Las cosas deben haber cambiado, decía. Y los escritores que trabajan dentro y fuera del país tal vez están, por fin, libres de nuestros viejos demonios. Pienso en particular en los que se fueron, en Benavides, Suárez Simich, Iwasaki y Roncagliolo, que trabajan en España; en González Viaña, Martínez, Goldemberg y Piérola, que están en Estados Unidos; en Rosas, en Grecia Cáceres, en Tocilovac, en Nájar, en Patricia de Souza, en Rodríguez Liñán, en Leyla Bartet, en Herrera, Cuba Luque, Wong, Mamani Macedo y Mostacero, que trabajan en Francia; en Lingán, que trabaja en Alemania; en Morillo, que está en Pekín, donde tambien trabajaron Reynoso, Miguel Gutiérrez (aquí presente) y Málaga; y en tantos otros, que escriben y se esfuerzan por publicar en Suecia, en Europa del Este, en Australia o en la Conchinchina. Ellos, que escriben buena parte de la literatura peruana actual, tal vez no conozcan los agresivos olvidos que sufrieron Scorza y otros. En todo caso, si algo los tocara, que no pierdan de vista que se trata apenas de combates de retaguardia de una cultura que sólo ahora comienza a verse tal cual es; de signos de nuestra particular forma de ser, heredada de todos los reinos de los que procedemos y que sólo ahora intentamos cambiar, tal como lo demuestra este congreso, que algún obtuso no dejará de calificar de «cosmopolita».

Hay buenas señales de que los tiempos cambian. El desarrollo en el Perú, por ejemplo, de poderosas corrientes de creación que prescinden de la capital, de sus cánones de prestigio y de sus canales de divulgación, y que se desarrollan en provincias. El fuerte impulso de la literatura escrita por mujeres, y hablo no sólo de la poesía sino también del cuento y la novela. Y está la acogida que algunos sectores dan a las obras de escritores peruanos nacidos en el extranjero, como Lauer, Adolph, Tocilovac, etc. O que simplemente han escrito en otras lenguas, y cuyas obras, con toda justicia hoy son vistas por algunos peruanos como propias. El caso más notable es sin duda el de César Moro, poeta que escribió la mayor parte de su obra en francés.
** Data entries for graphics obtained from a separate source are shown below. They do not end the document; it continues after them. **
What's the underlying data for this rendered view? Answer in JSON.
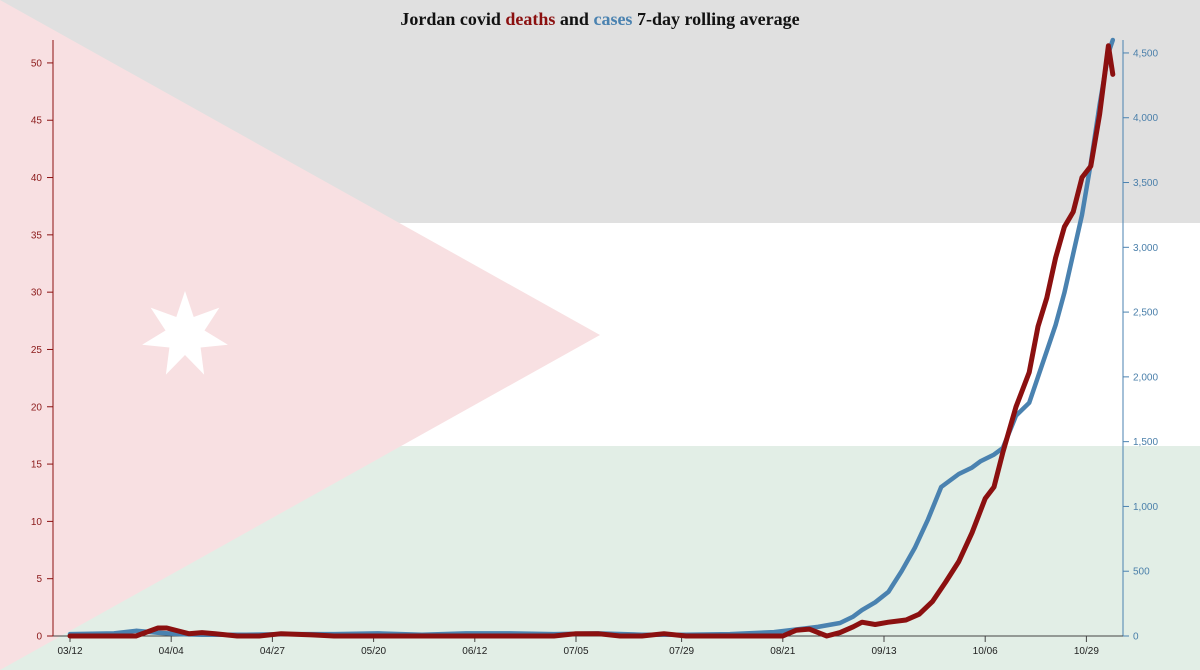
{
  "title": {
    "part1": "Jordan covid ",
    "deaths_word": "deaths",
    "part2": " and ",
    "cases_word": "cases",
    "part3": " 7-day rolling average"
  },
  "colors": {
    "deaths": "#8b1010",
    "cases": "#4a82b0",
    "flag_black": "#e0e0e0",
    "flag_white": "#ffffff",
    "flag_green": "#e2eee6",
    "flag_red": "#f8e0e2",
    "star": "#ffffff"
  },
  "chart_data": {
    "type": "line",
    "title": "Jordan covid deaths and cases 7-day rolling average",
    "x_tick_labels": [
      "03/12",
      "04/04",
      "04/27",
      "05/20",
      "06/12",
      "07/05",
      "07/29",
      "08/21",
      "09/13",
      "10/06",
      "10/29"
    ],
    "x_ticks_day": [
      0,
      23,
      46,
      69,
      92,
      115,
      139,
      162,
      185,
      208,
      231
    ],
    "x_start": "2020-03-12",
    "x_end": "2020-11-06",
    "left_axis": {
      "series": "deaths",
      "ylim": [
        0,
        52
      ],
      "ticks": [
        0,
        5,
        10,
        15,
        20,
        25,
        30,
        35,
        40,
        45,
        50
      ]
    },
    "right_axis": {
      "series": "cases",
      "ylim": [
        0,
        4600
      ],
      "ticks": [
        0,
        500,
        1000,
        1500,
        2000,
        2500,
        3000,
        3500,
        4000,
        4500
      ],
      "tick_labels": [
        "0",
        "500",
        "1,000",
        "1,500",
        "2,000",
        "2,500",
        "3,000",
        "3,500",
        "4,000",
        "4,500"
      ]
    },
    "grid": false,
    "series": [
      {
        "name": "deaths",
        "axis": "left",
        "day": [
          0,
          15,
          20,
          22,
          27,
          30,
          33,
          38,
          43,
          48,
          55,
          60,
          70,
          80,
          90,
          100,
          110,
          115,
          120,
          125,
          130,
          135,
          140,
          150,
          160,
          162,
          165,
          168,
          172,
          175,
          178,
          180,
          183,
          186,
          190,
          193,
          196,
          199,
          202,
          205,
          208,
          210,
          212,
          215,
          218,
          220,
          222,
          224,
          226,
          228,
          230,
          232,
          234,
          236,
          237
        ],
        "values": [
          0,
          0,
          0.7,
          0.7,
          0.2,
          0.3,
          0.2,
          0,
          0,
          0.2,
          0.1,
          0,
          0,
          0,
          0,
          0,
          0,
          0.2,
          0.2,
          0,
          0,
          0.2,
          0,
          0,
          0,
          0,
          0.5,
          0.6,
          0,
          0.3,
          0.8,
          1.2,
          1,
          1.2,
          1.4,
          1.9,
          3,
          4.7,
          6.5,
          9,
          12,
          13,
          16,
          20,
          23,
          27,
          29.5,
          33,
          35.7,
          37,
          40,
          41,
          45.5,
          51.5,
          49
        ]
      },
      {
        "name": "cases",
        "axis": "right",
        "day": [
          0,
          10,
          15,
          20,
          25,
          30,
          40,
          50,
          60,
          70,
          80,
          90,
          100,
          110,
          120,
          130,
          140,
          150,
          160,
          165,
          170,
          175,
          178,
          180,
          183,
          186,
          189,
          192,
          195,
          198,
          200,
          202,
          205,
          207,
          210,
          212,
          215,
          218,
          220,
          222,
          224,
          226,
          228,
          230,
          232,
          234,
          236,
          237
        ],
        "values": [
          15,
          20,
          40,
          25,
          15,
          10,
          10,
          15,
          15,
          20,
          10,
          20,
          20,
          15,
          20,
          10,
          10,
          15,
          30,
          50,
          70,
          100,
          150,
          200,
          260,
          340,
          500,
          680,
          900,
          1150,
          1200,
          1250,
          1300,
          1350,
          1400,
          1450,
          1700,
          1800,
          2000,
          2200,
          2400,
          2650,
          2950,
          3250,
          3650,
          4100,
          4500,
          4600
        ]
      }
    ]
  }
}
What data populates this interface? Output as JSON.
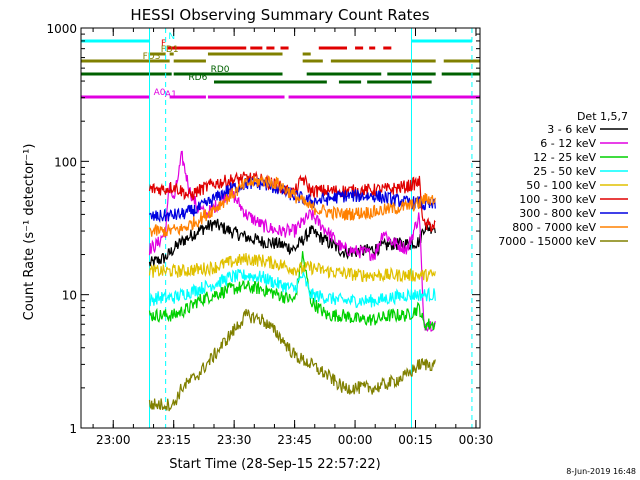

Así, para terminar, vuelvo al comienzo. ¿Cómo justificar mi título? Me explico. Un día, en París, meditando sobre estos asuntos me puse a pensar en dos amigos peruanos que escriben allá. Uno de ellos, Patrick Rosas, no hace otra cosa que intentar escaparse de la literatura peruana. Es alguien que incluso evade en su literatura todo referente concreto al Perú. Alguien que sería feliz si lo tomaran por un escritor sin patria. El otro, Goran Tocilovac, es un serbio, un yugoslavo de la Yugoslavia que fue, que tras haber hecho estudios en San Marcos, sólo sueña con que lo consideren como un escritor peruano, como parte de la literatura nuestra, al punto que actualmente acaricia el proyecto de irse a vivir al norte del Perú para escribir una novela sobre el Señor de Sipán. Ambos necesitan sus sueños para poder existir. Dinámicas de exclusión e inclusión en la narrativa peruana de hoy. Ambos representan el movimiento nuestro y para nada tienen en cuenta la intervención o la existencia de los negadores, de los expulsadores, de los guardianes lamentables de templos desolados y vacíos.

Esta es la escuela de París, una escuela cuyos espacios aún son recorridos por las sombras de nuestros grandes hermanos mayores. Una escuela signada sólo por su apertura y pluralidad, pero que como escuela propiamente dicha no existe, nunca existió, como no existe la escuela de Madrid, de Nueva York o de Tokio, ni siquiera la de Cusco, de Chiclayo o de Madre de Dios. Existe simplemente la propuesta hoy más que nunca polifacética y versátil de los nuevos escritores peruanos. Su capacidad de crear mundos, que cambian como el mundo que nos ha tocado, ilustra de algún modo, para mí, el espíritu que anima la eclosión de la actual narrativa peruana, a la que una sola palabra puede definir. Una palabra. Tomémosla prestada a un sonoro poeta peruano de los años 50: Libertad. Los escritores peruanos de hoy trabajamos con una libertad que nadie podrá expropiárnosla, ni siquiera nosotros mismos.